When I tell people I'm a political scientist, pretty much the only follow-up question I get asked - if I don't just get a blank stare or a polite nod or some other insinuation that that's not a real job - is something along the lines of: can you please explain why politics is so chaotic?
There’s a growing theory of American political behavior that I think offers a good answer to this question and it's got a cool name: partisan calcification. The remainder of this post will be a graceful articulation of an answer to this question for cocktail parties past and future (yours and mine).
Partisan calcification isn't just a theory that accurately describes the past decade of American politics, but an active prediction of the next few years, if not decades, of politics in America. This is also not my theory, so I’ll let the theorizers — maverick political scientists Lynn Vavreck, John Sides, and Chris Tausanovitch — explain in their own words.

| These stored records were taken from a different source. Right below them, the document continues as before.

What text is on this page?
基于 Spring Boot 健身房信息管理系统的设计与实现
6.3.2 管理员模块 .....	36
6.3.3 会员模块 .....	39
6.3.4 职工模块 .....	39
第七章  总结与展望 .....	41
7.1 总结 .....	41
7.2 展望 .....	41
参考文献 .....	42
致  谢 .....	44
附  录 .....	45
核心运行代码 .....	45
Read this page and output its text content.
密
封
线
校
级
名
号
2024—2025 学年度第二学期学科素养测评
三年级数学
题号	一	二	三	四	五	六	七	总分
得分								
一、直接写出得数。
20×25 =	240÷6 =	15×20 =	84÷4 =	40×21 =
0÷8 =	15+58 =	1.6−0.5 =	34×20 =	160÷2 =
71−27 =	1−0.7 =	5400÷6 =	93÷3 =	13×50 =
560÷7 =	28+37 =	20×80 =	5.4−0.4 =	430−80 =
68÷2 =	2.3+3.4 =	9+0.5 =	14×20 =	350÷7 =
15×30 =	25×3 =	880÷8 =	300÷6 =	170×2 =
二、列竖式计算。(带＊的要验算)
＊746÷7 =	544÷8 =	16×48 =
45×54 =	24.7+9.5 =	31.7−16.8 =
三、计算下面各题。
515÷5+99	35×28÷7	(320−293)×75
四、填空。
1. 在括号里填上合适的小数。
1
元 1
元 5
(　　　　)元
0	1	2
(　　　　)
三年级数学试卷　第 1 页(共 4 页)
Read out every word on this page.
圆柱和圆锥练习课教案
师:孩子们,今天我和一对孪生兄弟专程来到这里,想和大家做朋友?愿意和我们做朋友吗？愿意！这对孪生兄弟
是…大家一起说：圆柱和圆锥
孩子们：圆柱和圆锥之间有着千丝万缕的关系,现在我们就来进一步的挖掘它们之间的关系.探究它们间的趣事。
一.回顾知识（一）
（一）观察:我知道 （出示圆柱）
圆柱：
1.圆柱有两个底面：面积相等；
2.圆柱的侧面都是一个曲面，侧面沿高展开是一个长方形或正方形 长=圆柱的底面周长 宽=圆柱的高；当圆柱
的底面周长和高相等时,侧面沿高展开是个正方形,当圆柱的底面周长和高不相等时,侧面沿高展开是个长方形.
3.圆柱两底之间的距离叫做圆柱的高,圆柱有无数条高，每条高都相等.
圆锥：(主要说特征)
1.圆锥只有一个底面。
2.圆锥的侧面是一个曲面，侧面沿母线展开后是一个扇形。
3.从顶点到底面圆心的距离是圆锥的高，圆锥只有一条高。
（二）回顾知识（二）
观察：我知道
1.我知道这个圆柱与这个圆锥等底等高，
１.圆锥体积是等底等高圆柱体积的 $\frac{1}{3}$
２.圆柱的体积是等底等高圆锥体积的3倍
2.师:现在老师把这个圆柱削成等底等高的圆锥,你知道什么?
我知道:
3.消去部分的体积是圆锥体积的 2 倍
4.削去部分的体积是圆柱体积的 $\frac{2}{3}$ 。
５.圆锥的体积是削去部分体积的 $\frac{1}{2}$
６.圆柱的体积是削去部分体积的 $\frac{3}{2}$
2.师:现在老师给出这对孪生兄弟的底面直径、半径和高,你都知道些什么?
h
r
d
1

Voters are increasingly tied to their political loyalties and values. They have become less likely to change their basic political evaluations or vote for the other party’s candidate. This is not just polarization but calcification. And just as it does in the body, calcification produces rigidity in our politics — even when dramatic events suggest the potential for big changes.
In this world, the party affiliation next to a candidate’s name trumps every other consideration at the ballot box: political experience (what we call “valence” attributes), particular policy positions, possible red flags such as an insatiable taste for human flesh, etc etc.
But does this Treehouse of Horror truly describe the world we live in?
Partisan calcification in action
To be fair, we have seen the partisan polarization of our modern era coming. The idea that partisanship is the basis for most political behavior dates back to the 1960s. What's different today is the sheer extent of calcified, insatiable-taste-for-human-flesh-ignoring partisanship.
To take an example: major economic crises loomed large over Jimmy Carter in the 1980 elections and Barack Obama in the 2012 elections.
In 1980, about 26% of Carter-won counties in 1976 were won by Reagan in 1980 - the same as the percentage of counties that stayed the course with Carter in 1980.
Fast forward to 2012 where only 7% of Obama-won counties in 2008 were won by Romney in 2012.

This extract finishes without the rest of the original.